There is a strong theme of guilt this week: Molly’s guilt for her part in the breakdown of Bashira’s family, Captain James’ guilt at lying to Molly about his estranged wife and son and Smurf being made to feel guilty by James when he asks for advice about whether to ask Molly to marry him, with the Captain selfishly scolding Smurf, sending him away and making his pain seem unimportant.
These elements all have a resonance in the attack sequence in the episode’s third act and hang over the episode like a dark cloud, playing with the audience’s expectations.
There’s also a real, deliberate intent to build tension in the lead up to next week’s finale. The Americans get in on the action, giving the problem a gravity it never seemed to have before. The confrontation with Bashira’s brother, denying her as his sister and marking her for dead, is striking in its simplicity.
Claustrophobically filmed, it really stands out in an episode of brilliant scenes. Then there are the scenes as the mission goes forward: beautifully shot and with a rousing score adding to the growing sense of danger. The night shoot scenes when they first arrive adding a solitary and stark contrast to the rest of the episode.
The love triangle element advances things along quite considerably. With two months gone since the previous episode, Molly has a relaxed confidence in her relationship with the Captain.
“I don’t know how I’m able to keep my hands off you,” Molly beams proudly. It is this happiness found in the most tense of situations that makes the Captain’s betrayal to her all the more affecting. Ben Aldridge, who has played Captain James with such militant accuracy he could be considered unfeeling or even two-dimensional, shines here. More genuine and open than he has been before, he finally makes a move on Molly, which is captured in a beautifully filmed sequence…. but with the heartbroken Smurf (Iwan Rheon) watching.
Once again Rheon’s character is given ample room to grow. His worry over his Mum’s premonition that something will happen to him, just like his brother, sets the tone of his journey in the episode, with all the decisions he makes being instinctive and reckless, as opposed to planned and for the good of those around him.
Interestingly, this is the first time in a few weeks that the episode has made good use of the supporting cast and the show feels just as strong in its ensemble moments, with the use of the secondary members of the section and guest cast being used to full effect. Despite a promising connection in Episode 1, Molly’s friendship with Jackie (Kirsty Averton) is never really touched upon unless in a singular scene, but provides Molly with a different dynamic to her squaddie mates and provides a strong female perspective to the efforts of war.

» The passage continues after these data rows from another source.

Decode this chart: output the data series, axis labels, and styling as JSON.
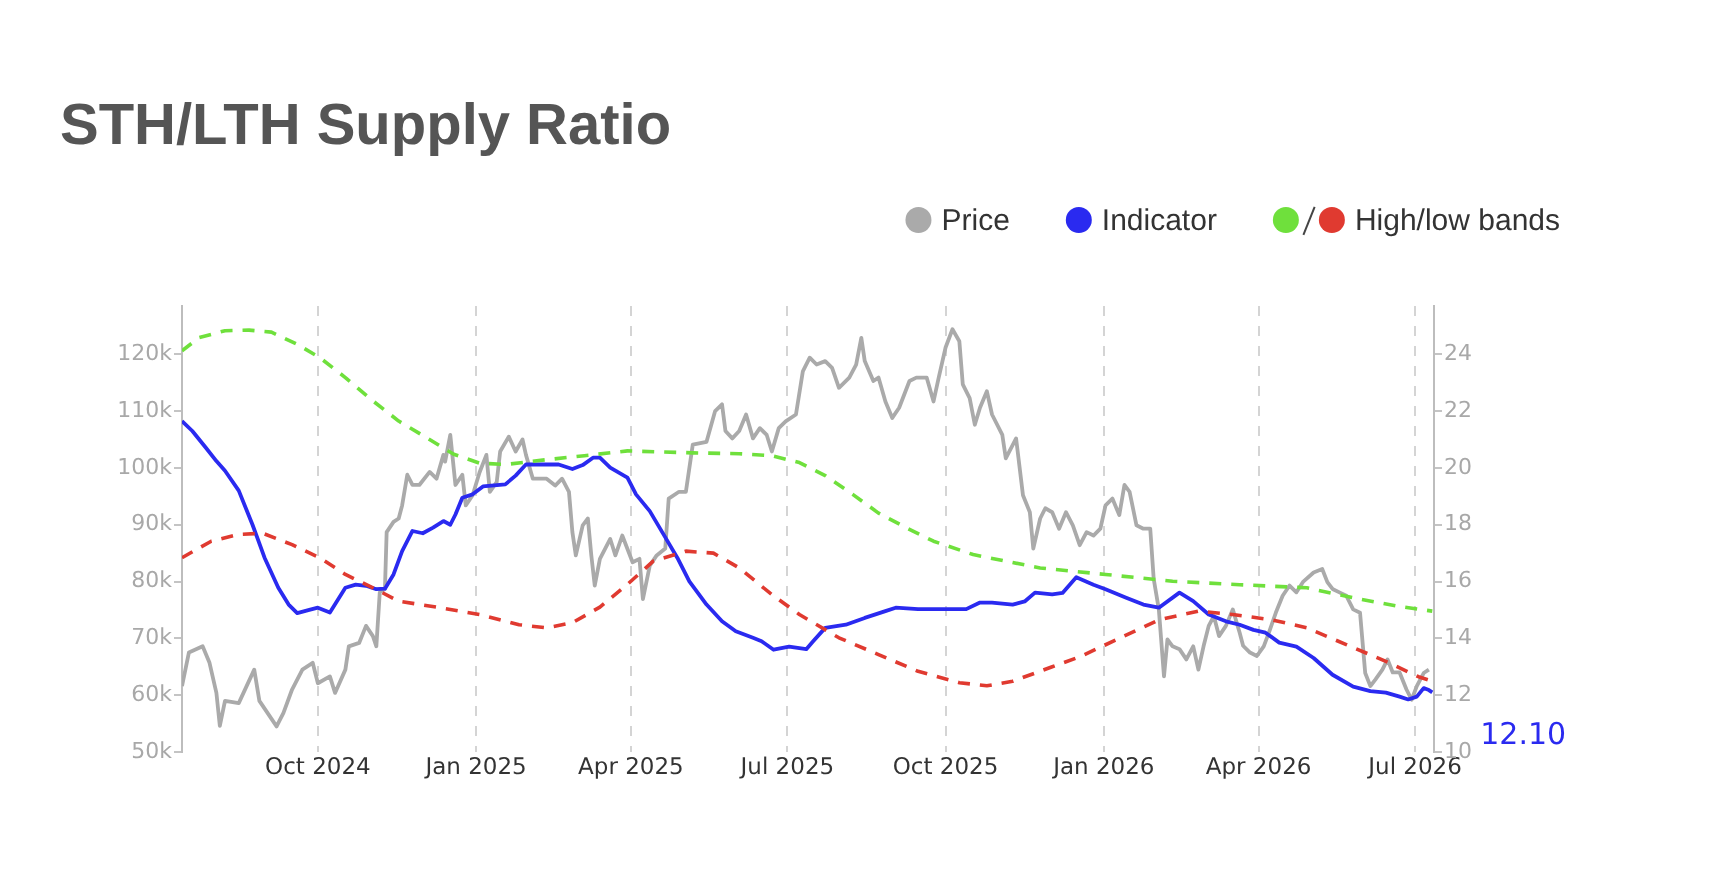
{
  "chart_data": {
    "type": "line",
    "title": "STH/LTH Supply Ratio",
    "legend": "top right",
    "grid": "x",
    "marker": "none",
    "xlim": [
      "2024-07-14",
      "2026-07-12"
    ],
    "xticks": [
      {
        "value": "2024-10-01",
        "label": "Oct 2024"
      },
      {
        "value": "2025-01-01",
        "label": "Jan 2025"
      },
      {
        "value": "2025-04-01",
        "label": "Apr 2025"
      },
      {
        "value": "2025-07-01",
        "label": "Jul 2025"
      },
      {
        "value": "2025-10-01",
        "label": "Oct 2025"
      },
      {
        "value": "2026-01-01",
        "label": "Jan 2026"
      },
      {
        "value": "2026-04-01",
        "label": "Apr 2026"
      },
      {
        "value": "2026-07-01",
        "label": "Jul 2026"
      }
    ],
    "ylim": [
      50000,
      128500
    ],
    "yticks": [
      {
        "value": 50000,
        "label": "50k"
      },
      {
        "value": 60000,
        "label": "60k"
      },
      {
        "value": 70000,
        "label": "70k"
      },
      {
        "value": 80000,
        "label": "80k"
      },
      {
        "value": 90000,
        "label": "90k"
      },
      {
        "value": 100000,
        "label": "100k"
      },
      {
        "value": 110000,
        "label": "110k"
      },
      {
        "value": 120000,
        "label": "120k"
      }
    ],
    "y2lim": [
      10,
      25.7
    ],
    "y2ticks": [
      10,
      12,
      14,
      16,
      18,
      20,
      22,
      24
    ],
    "series": [
      {
        "name": "Price",
        "color": "#aaaaaa",
        "line_style": "solid",
        "x": [
          "2024-07-14",
          "2024-07-18",
          "2024-07-26",
          "2024-07-30",
          "2024-08-03",
          "2024-08-05",
          "2024-08-08",
          "2024-08-16",
          "2024-08-25",
          "2024-08-28",
          "2024-09-07",
          "2024-09-11",
          "2024-09-16",
          "2024-09-22",
          "2024-09-28",
          "2024-10-01",
          "2024-10-08",
          "2024-10-11",
          "2024-10-17",
          "2024-10-19",
          "2024-10-25",
          "2024-10-29",
          "2024-11-02",
          "2024-11-04",
          "2024-11-06",
          "2024-11-09",
          "2024-11-10",
          "2024-11-14",
          "2024-11-17",
          "2024-11-19",
          "2024-11-22",
          "2024-11-25",
          "2024-11-29",
          "2024-12-05",
          "2024-12-09",
          "2024-12-13",
          "2024-12-14",
          "2024-12-17",
          "2024-12-20",
          "2024-12-24",
          "2024-12-26",
          "2024-12-30",
          "2025-01-03",
          "2025-01-07",
          "2025-01-09",
          "2025-01-13",
          "2025-01-15",
          "2025-01-20",
          "2025-01-24",
          "2025-01-28",
          "2025-01-30",
          "2025-02-03",
          "2025-02-11",
          "2025-02-16",
          "2025-02-20",
          "2025-02-24",
          "2025-02-26",
          "2025-02-28",
          "2025-03-04",
          "2025-03-07",
          "2025-03-09",
          "2025-03-11",
          "2025-03-14",
          "2025-03-20",
          "2025-03-23",
          "2025-03-27",
          "2025-04-02",
          "2025-04-06",
          "2025-04-08",
          "2025-04-12",
          "2025-04-16",
          "2025-04-21",
          "2025-04-23",
          "2025-04-29",
          "2025-05-03",
          "2025-05-07",
          "2025-05-15",
          "2025-05-20",
          "2025-05-24",
          "2025-05-26",
          "2025-05-30",
          "2025-06-03",
          "2025-06-07",
          "2025-06-11",
          "2025-06-15",
          "2025-06-19",
          "2025-06-22",
          "2025-06-26",
          "2025-06-30",
          "2025-07-06",
          "2025-07-10",
          "2025-07-14",
          "2025-07-18",
          "2025-07-23",
          "2025-07-27",
          "2025-07-31",
          "2025-08-06",
          "2025-08-10",
          "2025-08-13",
          "2025-08-15",
          "2025-08-20",
          "2025-08-23",
          "2025-08-27",
          "2025-08-31",
          "2025-09-04",
          "2025-09-10",
          "2025-09-14",
          "2025-09-20",
          "2025-09-24",
          "2025-09-27",
          "2025-10-01",
          "2025-10-05",
          "2025-10-09",
          "2025-10-11",
          "2025-10-15",
          "2025-10-18",
          "2025-10-21",
          "2025-10-25",
          "2025-10-28",
          "2025-11-03",
          "2025-11-05",
          "2025-11-11",
          "2025-11-15",
          "2025-11-19",
          "2025-11-21",
          "2025-11-25",
          "2025-11-28",
          "2025-12-02",
          "2025-12-06",
          "2025-12-10",
          "2025-12-14",
          "2025-12-18",
          "2025-12-22",
          "2025-12-26",
          "2025-12-30",
          "2026-01-02",
          "2026-01-06",
          "2026-01-10",
          "2026-01-13",
          "2026-01-16",
          "2026-01-20",
          "2026-01-24",
          "2026-01-28",
          "2026-01-30",
          "2026-02-02",
          "2026-02-05",
          "2026-02-07",
          "2026-02-10",
          "2026-02-14",
          "2026-02-18",
          "2026-02-22",
          "2026-02-25",
          "2026-02-28",
          "2026-03-03",
          "2026-03-06",
          "2026-03-09",
          "2026-03-13",
          "2026-03-17",
          "2026-03-21",
          "2026-03-23",
          "2026-03-27",
          "2026-03-31",
          "2026-04-04",
          "2026-04-07",
          "2026-04-11",
          "2026-04-15",
          "2026-04-19",
          "2026-04-23",
          "2026-04-27",
          "2026-05-03",
          "2026-05-08",
          "2026-05-11",
          "2026-05-14",
          "2026-05-18",
          "2026-05-22",
          "2026-05-26",
          "2026-05-30",
          "2026-06-02",
          "2026-06-05",
          "2026-06-08",
          "2026-06-12",
          "2026-06-15",
          "2026-06-18",
          "2026-06-22",
          "2026-06-26",
          "2026-06-29",
          "2026-07-02",
          "2026-07-06",
          "2026-07-09"
        ],
        "values": [
          61600,
          67500,
          68600,
          65700,
          60400,
          54600,
          59000,
          58600,
          64500,
          59000,
          54500,
          56900,
          61000,
          64500,
          65700,
          62100,
          63300,
          60400,
          64500,
          68600,
          69200,
          72200,
          70400,
          68600,
          78100,
          78700,
          88700,
          90500,
          91100,
          93400,
          98800,
          97000,
          97000,
          99300,
          98100,
          102300,
          101100,
          105800,
          97000,
          98800,
          93400,
          95200,
          99200,
          102300,
          95800,
          97500,
          102900,
          105500,
          102900,
          105000,
          102300,
          98100,
          98100,
          96900,
          98100,
          95800,
          88700,
          84600,
          89900,
          91100,
          84600,
          79300,
          84000,
          87500,
          84600,
          88100,
          83400,
          84000,
          76900,
          82800,
          84600,
          85800,
          94600,
          95800,
          95800,
          104100,
          104600,
          110000,
          111200,
          106500,
          105200,
          106500,
          109400,
          105200,
          107000,
          105800,
          102900,
          107000,
          108200,
          109400,
          117000,
          119400,
          118200,
          118800,
          117600,
          114100,
          115900,
          118200,
          122900,
          118800,
          115300,
          115900,
          111700,
          108800,
          110600,
          115300,
          115900,
          115900,
          111700,
          115900,
          121200,
          124400,
          122300,
          114700,
          112300,
          107600,
          110600,
          113500,
          109400,
          105800,
          101700,
          105200,
          95200,
          92200,
          85800,
          91100,
          92900,
          92200,
          89300,
          92200,
          89900,
          86400,
          88700,
          88100,
          89300,
          93400,
          94600,
          91700,
          97000,
          95800,
          89900,
          89300,
          89300,
          80500,
          75100,
          63300,
          69800,
          68600,
          68100,
          66300,
          68600,
          64500,
          68600,
          72200,
          73900,
          70400,
          72200,
          75100,
          71000,
          68700,
          67500,
          66900,
          68600,
          71000,
          74500,
          77500,
          79300,
          78100,
          80000,
          81600,
          82200,
          79900,
          78700,
          78100,
          77500,
          75100,
          74500,
          63900,
          61600,
          62800,
          64500,
          66300,
          64000,
          64000,
          61000,
          59200,
          61600,
          63900,
          64500
        ]
      },
      {
        "name": "Indicator",
        "color": "#2a2af0",
        "axis": "y2",
        "line_style": "solid",
        "x": [
          "2024-07-14",
          "2024-07-20",
          "2024-07-28",
          "2024-08-03",
          "2024-08-08",
          "2024-08-16",
          "2024-08-24",
          "2024-08-31",
          "2024-09-08",
          "2024-09-14",
          "2024-09-19",
          "2024-09-26",
          "2024-10-01",
          "2024-10-08",
          "2024-10-11",
          "2024-10-17",
          "2024-10-23",
          "2024-10-29",
          "2024-11-04",
          "2024-11-09",
          "2024-11-14",
          "2024-11-19",
          "2024-11-25",
          "2024-12-01",
          "2024-12-07",
          "2024-12-13",
          "2024-12-17",
          "2024-12-20",
          "2024-12-24",
          "2024-12-30",
          "2025-01-05",
          "2025-01-18",
          "2025-01-24",
          "2025-01-30",
          "2025-02-11",
          "2025-02-18",
          "2025-02-26",
          "2025-03-04",
          "2025-03-10",
          "2025-03-14",
          "2025-03-20",
          "2025-03-30",
          "2025-04-04",
          "2025-04-12",
          "2025-04-20",
          "2025-04-28",
          "2025-05-05",
          "2025-05-15",
          "2025-05-24",
          "2025-06-01",
          "2025-06-11",
          "2025-06-16",
          "2025-06-23",
          "2025-07-02",
          "2025-07-12",
          "2025-07-16",
          "2025-07-23",
          "2025-08-04",
          "2025-08-15",
          "2025-08-27",
          "2025-09-02",
          "2025-09-15",
          "2025-10-01",
          "2025-10-13",
          "2025-10-21",
          "2025-10-28",
          "2025-11-09",
          "2025-11-16",
          "2025-11-22",
          "2025-12-02",
          "2025-12-08",
          "2025-12-16",
          "2025-12-26",
          "2026-01-02",
          "2026-01-14",
          "2026-01-24",
          "2026-02-02",
          "2026-02-14",
          "2026-02-22",
          "2026-03-03",
          "2026-03-13",
          "2026-03-21",
          "2026-03-29",
          "2026-04-05",
          "2026-04-13",
          "2026-04-23",
          "2026-05-03",
          "2026-05-14",
          "2026-05-26",
          "2026-06-05",
          "2026-06-14",
          "2026-06-22",
          "2026-06-27",
          "2026-07-02",
          "2026-07-06",
          "2026-07-09",
          "2026-07-11"
        ],
        "values": [
          21.65,
          21.3,
          20.7,
          20.24,
          19.9,
          19.2,
          18.0,
          16.84,
          15.78,
          15.19,
          14.89,
          15.0,
          15.08,
          14.91,
          15.2,
          15.78,
          15.89,
          15.85,
          15.73,
          15.75,
          16.25,
          17.07,
          17.78,
          17.7,
          17.9,
          18.13,
          18.0,
          18.36,
          18.95,
          19.07,
          19.35,
          19.42,
          19.73,
          20.12,
          20.12,
          20.12,
          19.96,
          20.1,
          20.36,
          20.36,
          20.01,
          19.66,
          19.07,
          18.48,
          17.66,
          16.84,
          16.01,
          15.19,
          14.6,
          14.25,
          14.02,
          13.9,
          13.6,
          13.71,
          13.62,
          13.9,
          14.37,
          14.48,
          14.72,
          14.96,
          15.08,
          15.03,
          15.03,
          15.03,
          15.26,
          15.26,
          15.19,
          15.3,
          15.61,
          15.55,
          15.6,
          16.15,
          15.89,
          15.73,
          15.43,
          15.19,
          15.08,
          15.61,
          15.31,
          14.84,
          14.6,
          14.48,
          14.3,
          14.2,
          13.85,
          13.71,
          13.31,
          12.72,
          12.3,
          12.14,
          12.09,
          11.95,
          11.85,
          11.95,
          12.25,
          12.18,
          12.1
        ],
        "value_labels": [
          null,
          null,
          null,
          null,
          null,
          null,
          null,
          null,
          null,
          null,
          null,
          null,
          null,
          null,
          null,
          null,
          null,
          null,
          null,
          null,
          null,
          null,
          null,
          null,
          null,
          null,
          null,
          null,
          null,
          null,
          null,
          null,
          null,
          null,
          null,
          null,
          null,
          null,
          null,
          null,
          null,
          null,
          null,
          null,
          null,
          null,
          null,
          null,
          null,
          null,
          null,
          null,
          null,
          null,
          null,
          null,
          null,
          null,
          null,
          null,
          null,
          null,
          null,
          null,
          null,
          null,
          null,
          null,
          null,
          null,
          null,
          null,
          null,
          null,
          null,
          null,
          null,
          null,
          null,
          null,
          null,
          null,
          null,
          null,
          null,
          null,
          null,
          null,
          null,
          null,
          null,
          null,
          null,
          null,
          null,
          null,
          "12.10"
        ]
      },
      {
        "color": "#6fe03c",
        "axis": "y2",
        "line_style": "dashed",
        "x": [
          "2024-07-14",
          "2024-07-24",
          "2024-08-08",
          "2024-08-22",
          "2024-09-04",
          "2024-09-19",
          "2024-10-02",
          "2024-10-17",
          "2024-11-02",
          "2024-11-17",
          "2024-12-03",
          "2024-12-19",
          "2025-01-03",
          "2025-01-18",
          "2025-02-11",
          "2025-03-05",
          "2025-03-30",
          "2025-05-07",
          "2025-06-03",
          "2025-06-22",
          "2025-07-08",
          "2025-07-23",
          "2025-08-08",
          "2025-08-23",
          "2025-09-08",
          "2025-09-24",
          "2025-10-17",
          "2025-11-09",
          "2025-11-25",
          "2026-01-02",
          "2026-02-10",
          "2026-03-21",
          "2026-04-29",
          "2026-05-30",
          "2026-06-22",
          "2026-07-11"
        ],
        "values": [
          24.12,
          24.59,
          24.83,
          24.85,
          24.78,
          24.35,
          23.89,
          23.18,
          22.36,
          21.65,
          21.07,
          20.48,
          20.17,
          20.12,
          20.29,
          20.43,
          20.6,
          20.53,
          20.5,
          20.43,
          20.19,
          19.73,
          19.07,
          18.41,
          17.9,
          17.42,
          16.95,
          16.67,
          16.48,
          16.25,
          16.01,
          15.89,
          15.78,
          15.38,
          15.12,
          14.96
        ]
      },
      {
        "name": "High/low bands",
        "color": "#e03a30",
        "axis": "y2",
        "line_style": "dashed",
        "x": [
          "2024-07-14",
          "2024-07-31",
          "2024-08-16",
          "2024-08-30",
          "2024-09-16",
          "2024-10-02",
          "2024-10-17",
          "2024-11-02",
          "2024-11-17",
          "2024-12-11",
          "2025-01-03",
          "2025-01-26",
          "2025-02-11",
          "2025-02-26",
          "2025-03-14",
          "2025-03-30",
          "2025-04-14",
          "2025-05-03",
          "2025-05-19",
          "2025-06-03",
          "2025-06-22",
          "2025-07-08",
          "2025-07-31",
          "2025-08-23",
          "2025-09-15",
          "2025-10-09",
          "2025-10-25",
          "2025-11-09",
          "2025-12-02",
          "2025-12-18",
          "2026-01-10",
          "2026-02-02",
          "2026-02-25",
          "2026-03-17",
          "2026-04-09",
          "2026-04-29",
          "2026-05-22",
          "2026-06-14",
          "2026-07-03",
          "2026-07-11"
        ],
        "values": [
          16.84,
          17.42,
          17.66,
          17.7,
          17.3,
          16.84,
          16.25,
          15.78,
          15.31,
          15.08,
          14.84,
          14.48,
          14.37,
          14.55,
          15.1,
          15.9,
          16.72,
          17.07,
          17.0,
          16.48,
          15.54,
          14.84,
          14.02,
          13.43,
          12.84,
          12.44,
          12.33,
          12.49,
          13.0,
          13.35,
          14.0,
          14.65,
          14.96,
          14.84,
          14.65,
          14.37,
          13.78,
          13.19,
          12.65,
          12.49
        ]
      }
    ]
  }
}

Similarly, one of my favourite scenes in the episode is with Molly chatting to Qaseem (guest star Zubin Varla) and discussing his home life and the true reason he accepts these dangerous missions. The two have a lovely chemistry and their scenes, peppered throughout the last few episodes have provided real character development and interestingly highlighted how non-Taliban Afghans feel in the midst of this war.
However, as great as the elements of this episode are, the final scene tops everything, with lies and secrets exposed and Smurf going into meltdown over Captain James’ betrayal.
“You do not bring personal into the battlefield, do you understand?” states the Captain firmly to a clearly broken Smurf. “You did,” he simply replies. To play out this emotional moment in the middle of a seize-and-capture operation was a risky move but the payoff is amazing. Credit must go to writer Tony Grounds, who successfully highlights the light and the dark of the characters and balances the show’s emotional and military storylines.
As we gear up for the finale and with no ‘Next Week’ preview, ominously replaced by ‘To Be Continued’, we are clearly in for a surprising end – but if the show addresses the issues here and can bring them all to a conclusion, Our Girl will stand out clearly as one of the best BBC dramas of 2014.
Aired at 9pm on Sunday 12 October 2014 on BBC One.